The EVSC always encourage parental involvement with the school system, but seemingly there are limitations to this relationship especially in retrospect. There has been no public discussion or open forum on the financial, physical, or most importantly the moral considerations of the netbook program. The EVSC Board Meeting minutes on the EVSC website have no mention of any netbook program prior to June 8th of 2009. No other notice was given prior to the netbook implementation 3 months later. It is inconsiderate and disrespectful to not only the parents, but the teachers too; slipping this netbook program in under the radar without any long term planning, discussion or respectable teacher/student/parent readiness considerations. It is interesting to note that it has been the EVSC’s policy to confiscate and reprimand student’s for cell phones, iPods, or other electronics including privately owned laptops (5136 – CELLULAR TELEPHONES AND ELECTRONIC COMMUNICATION DEVICES). However the school issued netbooks seem to escape violations of this written and unchanged policy even though the netbook fits the criteria of this policy on their website.
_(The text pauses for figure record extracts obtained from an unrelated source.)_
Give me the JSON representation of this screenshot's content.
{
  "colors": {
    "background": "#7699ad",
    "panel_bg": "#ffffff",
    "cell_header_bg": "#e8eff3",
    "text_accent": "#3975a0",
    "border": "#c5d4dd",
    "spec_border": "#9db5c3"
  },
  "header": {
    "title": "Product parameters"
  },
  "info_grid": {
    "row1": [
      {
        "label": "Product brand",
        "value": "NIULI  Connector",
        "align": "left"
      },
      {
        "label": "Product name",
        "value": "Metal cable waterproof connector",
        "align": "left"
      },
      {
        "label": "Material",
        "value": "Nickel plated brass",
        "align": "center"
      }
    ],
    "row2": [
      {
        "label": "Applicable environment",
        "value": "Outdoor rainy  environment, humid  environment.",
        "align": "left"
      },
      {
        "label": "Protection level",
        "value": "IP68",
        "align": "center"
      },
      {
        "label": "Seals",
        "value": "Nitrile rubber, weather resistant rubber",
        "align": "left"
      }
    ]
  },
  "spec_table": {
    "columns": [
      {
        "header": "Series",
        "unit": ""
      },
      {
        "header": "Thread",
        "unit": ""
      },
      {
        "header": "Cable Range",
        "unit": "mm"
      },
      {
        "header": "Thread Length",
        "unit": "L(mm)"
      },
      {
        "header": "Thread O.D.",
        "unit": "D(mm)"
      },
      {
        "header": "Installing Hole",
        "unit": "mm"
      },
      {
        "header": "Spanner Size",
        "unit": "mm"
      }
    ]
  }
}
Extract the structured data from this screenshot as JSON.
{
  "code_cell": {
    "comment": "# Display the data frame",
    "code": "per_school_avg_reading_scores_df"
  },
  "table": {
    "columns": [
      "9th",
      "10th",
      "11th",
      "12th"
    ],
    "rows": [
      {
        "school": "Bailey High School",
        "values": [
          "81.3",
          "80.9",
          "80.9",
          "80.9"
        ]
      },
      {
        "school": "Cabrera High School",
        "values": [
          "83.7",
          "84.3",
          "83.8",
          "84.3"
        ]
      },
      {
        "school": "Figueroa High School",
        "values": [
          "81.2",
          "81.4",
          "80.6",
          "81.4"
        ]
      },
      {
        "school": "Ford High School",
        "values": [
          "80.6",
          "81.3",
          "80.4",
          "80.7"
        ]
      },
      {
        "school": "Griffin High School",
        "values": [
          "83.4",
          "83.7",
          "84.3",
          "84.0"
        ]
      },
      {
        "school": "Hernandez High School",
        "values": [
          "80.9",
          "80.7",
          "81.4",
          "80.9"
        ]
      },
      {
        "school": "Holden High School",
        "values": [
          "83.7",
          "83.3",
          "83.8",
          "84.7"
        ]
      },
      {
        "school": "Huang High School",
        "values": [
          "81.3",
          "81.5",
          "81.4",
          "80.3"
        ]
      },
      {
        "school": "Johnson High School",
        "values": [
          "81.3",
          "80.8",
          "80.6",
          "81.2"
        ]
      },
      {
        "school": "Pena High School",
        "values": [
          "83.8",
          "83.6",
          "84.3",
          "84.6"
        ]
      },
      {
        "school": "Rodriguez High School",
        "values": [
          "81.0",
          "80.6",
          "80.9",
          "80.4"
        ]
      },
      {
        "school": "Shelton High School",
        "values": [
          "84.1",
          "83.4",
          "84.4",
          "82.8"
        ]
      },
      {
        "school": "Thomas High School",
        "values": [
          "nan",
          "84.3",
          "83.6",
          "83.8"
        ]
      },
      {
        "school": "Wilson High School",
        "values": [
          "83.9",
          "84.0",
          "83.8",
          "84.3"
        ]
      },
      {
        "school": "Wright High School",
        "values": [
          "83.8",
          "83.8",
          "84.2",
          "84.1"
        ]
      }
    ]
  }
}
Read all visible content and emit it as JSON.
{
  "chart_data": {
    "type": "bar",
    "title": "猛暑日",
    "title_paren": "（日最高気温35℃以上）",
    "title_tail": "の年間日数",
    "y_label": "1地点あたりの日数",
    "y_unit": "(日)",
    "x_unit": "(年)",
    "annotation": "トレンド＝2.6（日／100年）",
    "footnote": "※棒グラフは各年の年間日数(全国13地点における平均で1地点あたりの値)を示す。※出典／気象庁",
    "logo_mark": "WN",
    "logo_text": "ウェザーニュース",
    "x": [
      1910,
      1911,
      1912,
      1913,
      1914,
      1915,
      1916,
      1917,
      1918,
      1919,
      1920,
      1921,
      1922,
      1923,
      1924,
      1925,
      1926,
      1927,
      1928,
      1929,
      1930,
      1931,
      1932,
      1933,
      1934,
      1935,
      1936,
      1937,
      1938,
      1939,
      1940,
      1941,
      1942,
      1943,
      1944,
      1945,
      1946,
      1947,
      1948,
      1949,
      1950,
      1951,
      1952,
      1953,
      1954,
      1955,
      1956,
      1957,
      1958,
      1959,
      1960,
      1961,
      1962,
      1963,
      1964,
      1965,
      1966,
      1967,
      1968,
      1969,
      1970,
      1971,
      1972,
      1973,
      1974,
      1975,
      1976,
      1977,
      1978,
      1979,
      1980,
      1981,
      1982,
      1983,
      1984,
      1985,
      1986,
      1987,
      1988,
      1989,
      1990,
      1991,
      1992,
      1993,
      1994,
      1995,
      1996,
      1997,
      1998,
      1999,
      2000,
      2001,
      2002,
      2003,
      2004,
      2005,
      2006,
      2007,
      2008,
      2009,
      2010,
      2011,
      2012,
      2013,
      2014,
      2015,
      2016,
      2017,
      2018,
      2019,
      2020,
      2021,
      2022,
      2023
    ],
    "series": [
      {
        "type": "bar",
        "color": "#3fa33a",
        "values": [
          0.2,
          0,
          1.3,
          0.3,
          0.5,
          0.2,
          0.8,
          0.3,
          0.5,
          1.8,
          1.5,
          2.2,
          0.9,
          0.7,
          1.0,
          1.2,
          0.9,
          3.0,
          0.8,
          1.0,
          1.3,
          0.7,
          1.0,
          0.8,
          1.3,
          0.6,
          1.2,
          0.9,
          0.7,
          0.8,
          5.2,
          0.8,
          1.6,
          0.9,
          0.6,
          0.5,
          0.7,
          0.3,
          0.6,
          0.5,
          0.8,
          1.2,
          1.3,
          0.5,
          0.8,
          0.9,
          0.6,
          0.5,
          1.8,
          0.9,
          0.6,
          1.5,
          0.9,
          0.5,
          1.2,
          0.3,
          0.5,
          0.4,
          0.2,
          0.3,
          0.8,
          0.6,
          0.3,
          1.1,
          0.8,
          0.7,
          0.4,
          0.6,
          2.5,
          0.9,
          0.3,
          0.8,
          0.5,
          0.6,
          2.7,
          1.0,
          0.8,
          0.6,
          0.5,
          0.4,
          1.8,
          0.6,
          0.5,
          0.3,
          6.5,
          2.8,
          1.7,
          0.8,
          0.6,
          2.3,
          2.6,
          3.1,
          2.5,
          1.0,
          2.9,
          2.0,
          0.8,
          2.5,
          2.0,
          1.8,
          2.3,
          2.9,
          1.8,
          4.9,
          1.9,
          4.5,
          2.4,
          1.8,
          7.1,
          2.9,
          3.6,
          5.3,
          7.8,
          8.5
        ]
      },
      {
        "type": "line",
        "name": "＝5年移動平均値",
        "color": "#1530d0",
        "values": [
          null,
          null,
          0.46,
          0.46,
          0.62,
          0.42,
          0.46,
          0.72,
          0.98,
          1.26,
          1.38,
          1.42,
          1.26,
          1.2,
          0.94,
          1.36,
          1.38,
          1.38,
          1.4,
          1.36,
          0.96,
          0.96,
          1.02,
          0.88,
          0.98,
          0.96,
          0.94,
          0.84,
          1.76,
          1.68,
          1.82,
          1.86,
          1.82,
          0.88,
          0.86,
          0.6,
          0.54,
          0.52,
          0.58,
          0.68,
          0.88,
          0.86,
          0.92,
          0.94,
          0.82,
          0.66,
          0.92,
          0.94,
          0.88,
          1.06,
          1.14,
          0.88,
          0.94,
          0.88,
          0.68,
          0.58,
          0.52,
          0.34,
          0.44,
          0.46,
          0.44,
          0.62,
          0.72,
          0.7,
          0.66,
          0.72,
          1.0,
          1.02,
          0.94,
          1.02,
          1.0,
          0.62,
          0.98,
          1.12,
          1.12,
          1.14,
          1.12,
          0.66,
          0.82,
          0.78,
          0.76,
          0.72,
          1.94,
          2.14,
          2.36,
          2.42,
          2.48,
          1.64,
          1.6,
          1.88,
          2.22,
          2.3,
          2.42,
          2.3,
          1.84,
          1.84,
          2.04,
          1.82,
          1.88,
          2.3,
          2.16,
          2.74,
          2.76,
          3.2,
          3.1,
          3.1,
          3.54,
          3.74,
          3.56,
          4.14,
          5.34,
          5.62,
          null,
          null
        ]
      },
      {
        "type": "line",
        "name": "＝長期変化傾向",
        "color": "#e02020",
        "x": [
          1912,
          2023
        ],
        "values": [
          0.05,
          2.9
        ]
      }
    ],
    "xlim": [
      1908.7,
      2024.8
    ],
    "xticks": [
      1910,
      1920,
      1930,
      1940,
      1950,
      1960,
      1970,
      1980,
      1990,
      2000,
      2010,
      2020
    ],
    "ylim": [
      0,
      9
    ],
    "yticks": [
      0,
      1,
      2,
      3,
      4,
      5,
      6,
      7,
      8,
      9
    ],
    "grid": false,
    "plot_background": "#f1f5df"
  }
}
In conclusion, the EVSC has indirectly told me and 15,000 EVSC parents (in so many words) that we are responsible for a fragile computer that will be given to our teenager; with a built in video camera; and we have no say or insight into the level of security, service or expectations in the netbook program whatsoever. We are further expected to pay for it through taxes and nearly doubled book rental fees. Any outcome, for better or worse, is going to be acceptable. And if the program is a failure, the EVSC will have no desire or ambition to share any contributing report as to why the previous netbook program has failed in its entirety and what changes have been made this year to assure us that this will not happen again. For all of the reasons stated formerly in this letter; it is in my opinion that the netbook program in its current state that the proper due diligence was ever performed to reveal all of the weaknesses in the netbook program. It does not meet the expectations of the EVSC nor the parents and it is definitely not in the best interest of educating our students or straddling the “digital divide” as we have been told. It is an inefficient program that not only cost money, but learning time as well. This has a direct and immediate effect on our student’s grade earning abilities and the program should be killed!